Novikov. Modern geometry, methods and applications.
A. S. Mishchenko, A. T. Fomenko. A course of differential geometry and topology.
S. Kobayashi, K. Nomizu. Foundations of differential geometry.
S. Morita. Geometry of differential forms.
R. Wells. Differential analysis on complex manifolds.
Assessment:
No formal assessment, but undergraduate students wishing to attend and get credit may speak with the lecturer about counting it as a course project.
1. Vector bundles.
Idea of a fiber bundle. Non-trivial bundles. Formal definition of a fiber bundle. Transition functions and the cocycle property. Vector bundles. Sections. Local frames.
2. Connection on a vector bundle.
Axioms of a covariant derivative. Local connection 1-form. Existence of connection. Connection defined by a projector.
3. Metric and connection.
Metric (scalar or inner product) on a vector bundle. Connection compatible with metric. Property of local connection 1-forms. Existence. Examples.

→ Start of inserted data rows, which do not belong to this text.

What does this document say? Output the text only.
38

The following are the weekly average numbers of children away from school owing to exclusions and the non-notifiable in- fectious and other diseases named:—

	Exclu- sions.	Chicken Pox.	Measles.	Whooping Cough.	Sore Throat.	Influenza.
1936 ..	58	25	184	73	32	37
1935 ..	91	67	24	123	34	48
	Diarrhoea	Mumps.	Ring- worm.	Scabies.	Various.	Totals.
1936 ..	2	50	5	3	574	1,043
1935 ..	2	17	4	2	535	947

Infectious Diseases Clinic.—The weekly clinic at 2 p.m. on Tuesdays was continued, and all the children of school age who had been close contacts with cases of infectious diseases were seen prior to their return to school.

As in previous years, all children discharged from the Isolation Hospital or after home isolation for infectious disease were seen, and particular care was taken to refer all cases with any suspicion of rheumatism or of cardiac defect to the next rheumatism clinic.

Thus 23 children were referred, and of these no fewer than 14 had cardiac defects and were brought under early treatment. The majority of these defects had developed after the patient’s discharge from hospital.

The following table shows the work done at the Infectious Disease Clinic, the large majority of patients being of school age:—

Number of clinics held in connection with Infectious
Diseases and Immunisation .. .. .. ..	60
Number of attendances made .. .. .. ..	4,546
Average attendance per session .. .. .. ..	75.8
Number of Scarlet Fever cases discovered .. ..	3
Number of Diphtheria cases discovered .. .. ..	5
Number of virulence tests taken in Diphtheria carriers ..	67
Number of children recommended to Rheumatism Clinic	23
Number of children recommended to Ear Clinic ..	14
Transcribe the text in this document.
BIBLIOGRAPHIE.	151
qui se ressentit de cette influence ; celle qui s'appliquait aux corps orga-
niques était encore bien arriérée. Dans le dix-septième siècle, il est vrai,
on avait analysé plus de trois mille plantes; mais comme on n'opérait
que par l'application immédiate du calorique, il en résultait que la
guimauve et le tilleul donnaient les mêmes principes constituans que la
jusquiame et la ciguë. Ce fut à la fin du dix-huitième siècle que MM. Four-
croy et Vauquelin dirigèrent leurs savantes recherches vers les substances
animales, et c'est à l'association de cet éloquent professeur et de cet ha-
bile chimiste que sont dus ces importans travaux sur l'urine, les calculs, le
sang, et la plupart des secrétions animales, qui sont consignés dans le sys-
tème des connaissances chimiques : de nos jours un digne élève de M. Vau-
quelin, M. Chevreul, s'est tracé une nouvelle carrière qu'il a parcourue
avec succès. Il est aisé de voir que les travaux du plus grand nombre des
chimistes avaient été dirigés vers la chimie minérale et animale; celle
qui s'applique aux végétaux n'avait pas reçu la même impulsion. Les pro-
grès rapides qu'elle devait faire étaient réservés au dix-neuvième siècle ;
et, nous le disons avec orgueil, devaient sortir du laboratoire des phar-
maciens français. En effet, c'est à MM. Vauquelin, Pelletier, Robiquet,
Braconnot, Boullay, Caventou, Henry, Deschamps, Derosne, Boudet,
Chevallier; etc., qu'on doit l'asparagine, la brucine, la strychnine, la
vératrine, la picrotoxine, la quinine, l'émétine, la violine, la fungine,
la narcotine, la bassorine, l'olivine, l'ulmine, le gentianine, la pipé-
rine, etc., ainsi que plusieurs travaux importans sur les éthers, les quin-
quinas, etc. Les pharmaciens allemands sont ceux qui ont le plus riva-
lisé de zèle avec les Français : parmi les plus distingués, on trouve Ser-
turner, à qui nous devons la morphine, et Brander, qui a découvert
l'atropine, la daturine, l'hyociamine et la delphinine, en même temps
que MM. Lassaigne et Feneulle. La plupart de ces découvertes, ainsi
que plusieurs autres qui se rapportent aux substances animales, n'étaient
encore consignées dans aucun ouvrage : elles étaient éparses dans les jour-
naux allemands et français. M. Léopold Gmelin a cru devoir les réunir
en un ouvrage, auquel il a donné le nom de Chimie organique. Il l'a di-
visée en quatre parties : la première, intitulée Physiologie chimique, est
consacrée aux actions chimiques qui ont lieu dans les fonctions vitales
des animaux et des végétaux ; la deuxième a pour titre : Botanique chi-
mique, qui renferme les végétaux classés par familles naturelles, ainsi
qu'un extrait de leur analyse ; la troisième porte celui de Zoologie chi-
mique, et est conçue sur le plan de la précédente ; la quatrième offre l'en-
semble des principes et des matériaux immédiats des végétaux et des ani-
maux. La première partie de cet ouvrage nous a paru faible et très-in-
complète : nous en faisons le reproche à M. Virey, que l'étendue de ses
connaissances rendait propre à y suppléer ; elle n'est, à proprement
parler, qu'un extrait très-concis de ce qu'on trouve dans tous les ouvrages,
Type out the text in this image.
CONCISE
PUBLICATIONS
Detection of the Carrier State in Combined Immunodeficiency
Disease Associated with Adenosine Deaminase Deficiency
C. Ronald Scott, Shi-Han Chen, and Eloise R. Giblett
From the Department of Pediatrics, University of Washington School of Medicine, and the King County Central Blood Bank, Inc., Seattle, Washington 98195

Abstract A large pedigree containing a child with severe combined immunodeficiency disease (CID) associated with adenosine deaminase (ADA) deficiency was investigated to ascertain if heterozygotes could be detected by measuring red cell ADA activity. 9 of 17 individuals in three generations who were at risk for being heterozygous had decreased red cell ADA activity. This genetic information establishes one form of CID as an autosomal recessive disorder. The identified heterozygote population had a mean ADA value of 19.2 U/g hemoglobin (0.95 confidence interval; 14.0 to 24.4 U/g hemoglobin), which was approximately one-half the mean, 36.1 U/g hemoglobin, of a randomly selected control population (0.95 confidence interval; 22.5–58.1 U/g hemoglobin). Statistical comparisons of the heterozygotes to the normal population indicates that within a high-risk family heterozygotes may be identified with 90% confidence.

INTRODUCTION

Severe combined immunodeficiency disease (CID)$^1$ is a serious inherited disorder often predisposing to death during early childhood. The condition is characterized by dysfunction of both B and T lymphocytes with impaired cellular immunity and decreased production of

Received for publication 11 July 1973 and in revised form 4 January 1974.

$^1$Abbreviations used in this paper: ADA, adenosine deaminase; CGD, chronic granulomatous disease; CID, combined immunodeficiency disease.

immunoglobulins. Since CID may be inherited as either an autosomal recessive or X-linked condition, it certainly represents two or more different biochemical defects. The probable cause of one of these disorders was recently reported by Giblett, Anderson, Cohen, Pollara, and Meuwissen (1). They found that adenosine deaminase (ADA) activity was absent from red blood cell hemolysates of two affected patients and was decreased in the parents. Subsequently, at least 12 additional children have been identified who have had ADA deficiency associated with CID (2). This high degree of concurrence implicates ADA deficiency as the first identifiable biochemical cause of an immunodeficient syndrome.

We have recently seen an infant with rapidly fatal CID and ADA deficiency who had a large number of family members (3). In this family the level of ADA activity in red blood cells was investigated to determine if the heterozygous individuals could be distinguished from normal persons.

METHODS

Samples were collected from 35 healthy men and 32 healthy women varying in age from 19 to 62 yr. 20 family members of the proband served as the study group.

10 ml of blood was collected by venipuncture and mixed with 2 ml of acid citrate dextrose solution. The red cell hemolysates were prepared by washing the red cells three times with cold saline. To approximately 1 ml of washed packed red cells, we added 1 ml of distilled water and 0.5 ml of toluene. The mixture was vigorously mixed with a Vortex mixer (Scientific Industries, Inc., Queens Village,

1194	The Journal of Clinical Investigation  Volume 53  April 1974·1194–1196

4. Constructions of connections.
Connections on manifolds. Christoffel symbols. Torsion. Levi-Civita theorem and Christoffel formulas. Holomorphic bundles over complex-anlytic manifolds and Chern theorem.
5. Curvature of a connection.
Theorema Egregium for surfaces and its meaning. Definition of the curvature 2-form for a connection on a vector bundle. Properties and interpretations.
6. Parallel transport.
Examples and the main idea. Equation of parallel transport. Geodesic lines.
7. Characteristic classes.
Example: the first Chern class. Chern--Weil construction of characteristic classes from invariant polynomials.
8. Classification of vector bundles.
Pull-back of vector bundles. Homotopy property. Embedding into a trivial bundle. Classifying spaces.